I came across a fascinating, and disturbing, retelling of the 1993 Waco debacle written by best-selling author Malcolm Gladwell. Remember Waco? The FBI fatally stormed a compound occupied by a religious cult called the Branch Davidians led by a crazy man named David Koresh. Gladwell based his article in The New Yorker on a recent memoir by one of the survivors. I remember being mesmerized by the lengthy standoff between the FBI and the Davidians, disgusted by reports of David Koresh as a polygamist, munitions stockpiler and self-proclaimed Messiah, bewildered by the weeks of futile negotiations during the standoff, and then horrified when the FBI moved in, igniting a fire that led to 74 people dead, 25 of them children. Gladwell informs that Koresh and the Branch Davidians were in fact not a cult, but a Seventh-Day Adventist spin-off that interpreted the Bible and its end times predictions as true gospel. Bible-believing millennialists. Koresh justified his polygamy by a strict reading of the Old Testament. This being Texas, the group had a few guns, but there was no munitions stockpile as the government accused. Gladwell concludes that negotiations failed, and the FBI ruinously overreached, because the law of the land didn’t know how to deal with devout believers.

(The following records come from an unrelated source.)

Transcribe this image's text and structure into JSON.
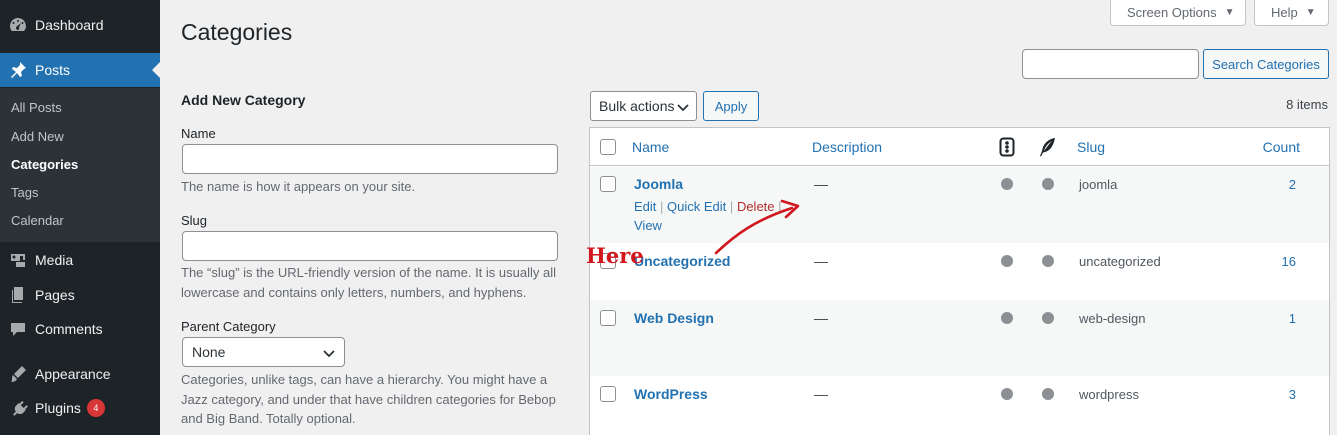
{
  "sidebar": {
    "top": [
      {
        "label": "Dashboard",
        "icon": "dashboard-icon"
      },
      {
        "label": "Posts",
        "icon": "pin-icon"
      },
      {
        "label": "Media",
        "icon": "media-icon"
      },
      {
        "label": "Pages",
        "icon": "pages-icon"
      },
      {
        "label": "Comments",
        "icon": "comments-icon"
      },
      {
        "label": "Appearance",
        "icon": "appearance-icon"
      },
      {
        "label": "Plugins",
        "icon": "plugins-icon"
      }
    ],
    "plugins_badge": "4",
    "submenu": [
      {
        "label": "All Posts"
      },
      {
        "label": "Add New"
      },
      {
        "label": "Categories"
      },
      {
        "label": "Tags"
      },
      {
        "label": "Calendar"
      }
    ]
  },
  "header": {
    "title": "Categories",
    "screen_options": "Screen Options",
    "help": "Help"
  },
  "search": {
    "value": "",
    "button": "Search Categories"
  },
  "form": {
    "title": "Add New Category",
    "name_label": "Name",
    "name_value": "",
    "name_help": "The name is how it appears on your site.",
    "slug_label": "Slug",
    "slug_value": "",
    "slug_help_line1": "The “slug” is the URL-friendly version of the name. It is usually all",
    "slug_help_line2": "lowercase and contains only letters, numbers, and hyphens.",
    "parent_label": "Parent Category",
    "parent_value": "None",
    "parent_help_line1": "Categories, unlike tags, can have a hierarchy. You might have a",
    "parent_help_line2": "Jazz category, and under that have children categories for Bebop",
    "parent_help_line3": "and Big Band. Totally optional."
  },
  "table": {
    "bulk_actions": "Bulk actions",
    "apply": "Apply",
    "items_count": "8 items",
    "columns": {
      "name": "Name",
      "description": "Description",
      "slug": "Slug",
      "count": "Count"
    },
    "row_actions": {
      "edit": "Edit",
      "quick_edit": "Quick Edit",
      "delete": "Delete",
      "view": "View",
      "sep": "|"
    },
    "rows": [
      {
        "name": "Joomla",
        "description": "—",
        "slug": "joomla",
        "count": "2"
      },
      {
        "name": "Uncategorized",
        "description": "—",
        "slug": "uncategorized",
        "count": "16"
      },
      {
        "name": "Web Design",
        "description": "—",
        "slug": "web-design",
        "count": "1"
      },
      {
        "name": "WordPress",
        "description": "—",
        "slug": "wordpress",
        "count": "3"
      }
    ]
  },
  "annotation": {
    "text": "Here",
    "color": "#d1161d"
  },
  "colors": {
    "sidebar_bg": "#1d2327",
    "accent": "#2271b1",
    "delete": "#b32d2e"
  }
}
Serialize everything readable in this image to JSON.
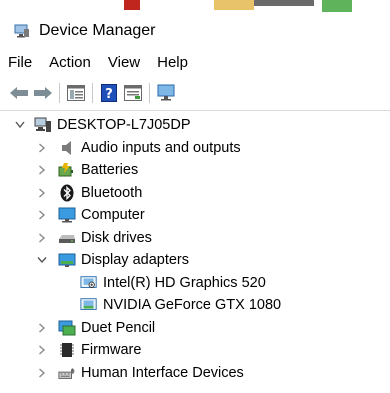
{
  "window": {
    "title": "Device Manager"
  },
  "menu": {
    "file": "File",
    "action": "Action",
    "view": "View",
    "help": "Help"
  },
  "toolbar": {
    "icons": [
      "back-arrow-icon",
      "forward-arrow-icon",
      "show-hide-tree-icon",
      "help-icon",
      "properties-icon",
      "scan-hardware-icon"
    ]
  },
  "tree": {
    "root": "DESKTOP-L7J05DP",
    "items": [
      {
        "label": "Audio inputs and outputs"
      },
      {
        "label": "Batteries"
      },
      {
        "label": "Bluetooth"
      },
      {
        "label": "Computer"
      },
      {
        "label": "Disk drives"
      },
      {
        "label": "Display adapters",
        "children": [
          "Intel(R) HD Graphics 520",
          "NVIDIA GeForce GTX 1080"
        ]
      },
      {
        "label": "Duet Pencil"
      },
      {
        "label": "Firmware"
      },
      {
        "label": "Human Interface Devices"
      }
    ]
  },
  "colors": {
    "accent": "#1e78c8",
    "icon_gray": "#6d6d6d",
    "expander": "#808080"
  }
}
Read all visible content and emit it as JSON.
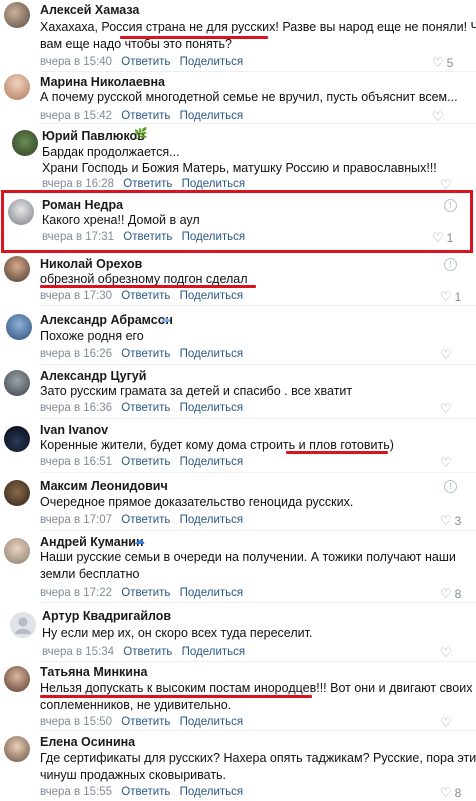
{
  "comments": [
    {
      "author": "Алексей Хамаза",
      "lines": [
        "Хахахаха, Россия страна не для русских! Разве вы народ еще не поняли! Че",
        "вам еще надо чтобы это понять?"
      ],
      "time": "вчера в 15:40",
      "reply": "Ответить",
      "share": "Поделиться",
      "likes": "5"
    },
    {
      "author": "Марина Николаевна",
      "lines": [
        "А почему русской многодетной семье не вручил, пусть объяснит всем..."
      ],
      "time": "вчера в 15:42",
      "reply": "Ответить",
      "share": "Поделиться",
      "likes": ""
    },
    {
      "author": "Юрий Павлюков",
      "lines": [
        "Бардак продолжается...",
        "Храни Господь и Божия Матерь, матушку Россию и православных!!!"
      ],
      "time": "вчера в 16:28",
      "reply": "Ответить",
      "share": "Поделиться",
      "likes": ""
    },
    {
      "author": "Роман Недра",
      "lines": [
        "Какого хрена!! Домой в аул"
      ],
      "time": "вчера в 17:31",
      "reply": "Ответить",
      "share": "Поделиться",
      "likes": "1"
    },
    {
      "author": "Николай Орехов",
      "lines": [
        "обрезной обрезному подгон сделал"
      ],
      "time": "вчера в 17:30",
      "reply": "Ответить",
      "share": "Поделиться",
      "likes": "1"
    },
    {
      "author": "Александр Абрамсон",
      "lines": [
        "Похоже родня его"
      ],
      "time": "вчера в 16:26",
      "reply": "Ответить",
      "share": "Поделиться",
      "likes": ""
    },
    {
      "author": "Александр Цугуй",
      "lines": [
        "Зато русским грамата за детей и спасибо . все хватит"
      ],
      "time": "вчера в 16:36",
      "reply": "Ответить",
      "share": "Поделиться",
      "likes": ""
    },
    {
      "author": "Ivan Ivanov",
      "lines": [
        "Коренные жители, будет кому дома строить и плов готовить)"
      ],
      "time": "вчера в 16:51",
      "reply": "Ответить",
      "share": "Поделиться",
      "likes": ""
    },
    {
      "author": "Максим Леонидович",
      "lines": [
        "Очередное прямое доказательство геноцида русских."
      ],
      "time": "вчера в 17:07",
      "reply": "Ответить",
      "share": "Поделиться",
      "likes": "3"
    },
    {
      "author": "Андрей Куманин",
      "lines": [
        "Наши русские семьи в очереди на получении. А тожики получают наши",
        "земли бесплатно"
      ],
      "time": "вчера в 17:22",
      "reply": "Ответить",
      "share": "Поделиться",
      "likes": "8"
    },
    {
      "author": "Артур Квадригайлов",
      "lines": [
        "Ну если мер их, он скоро всех туда переселит."
      ],
      "time": "вчера в 15:34",
      "reply": "Ответить",
      "share": "Поделиться",
      "likes": ""
    },
    {
      "author": "Татьяна Минкина",
      "lines": [
        "Нельзя допускать к высоким постам инородцев!!! Вот они и двигают своих",
        "соплеменников, не удивительно."
      ],
      "time": "вчера в 15:50",
      "reply": "Ответить",
      "share": "Поделиться",
      "likes": ""
    },
    {
      "author": "Елена Осинина",
      "lines": [
        "Где сертификаты для русских? Нахера опять таджикам? Русские, пора этих",
        "чинуш продажных сковыривать."
      ],
      "time": "вчера в 15:55",
      "reply": "Ответить",
      "share": "Поделиться",
      "likes": "8"
    }
  ],
  "icons": {
    "more": "info-circle-icon",
    "like": "heart-icon",
    "leaf": "leaf-badge-icon",
    "cloud": "cloud-badge-icon",
    "avatar": "user-placeholder-icon"
  },
  "colors": {
    "highlight": "#d9141e",
    "link": "#2a5885",
    "meta": "#818c99"
  }
}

Gladwell writes, “Mainstream society finds it easiest to be tolerant when the outsider chooses to minimize the differences that separate him from the majority. The country club opens its doors to Jews. The university welcomes African-Americans. Heterosexuals extend the privilege of marriage to the gay community. Whenever these liberal feats are accomplished, we congratulate ourselves. But it is not exactly a major moral accomplishment for Waspy golfers to accept Jews who have decided that they, too, wish to play golf. It is a much harder form of tolerance to accept an outsider group that chooses to maximize its differences from the broader culture. Americans aren’t very good at respecting the freedom of others to be so obnoxiously different.”
Still, aligning David Koresh with Jesus is never a good idea. Jesus possessed neither wives nor guns. I survive my faith the way most reasonable and conventional Christians do: I align Jesus with me. I project my own values and attitudes so that my Lord and Savior mostly looks just like I do. Liberals portray Jesus with progressive values, conservatives have him being conservative. He’s a radical for the radicals, a corporate CEO for business types, a university professor for academics. Describe Jesus in your own words, and he’ll likely sound a lot like yourself—with your same priorities and values and friends and enemies. Of course, you’ll assume it’s really you resembling Jesus and not the other way around.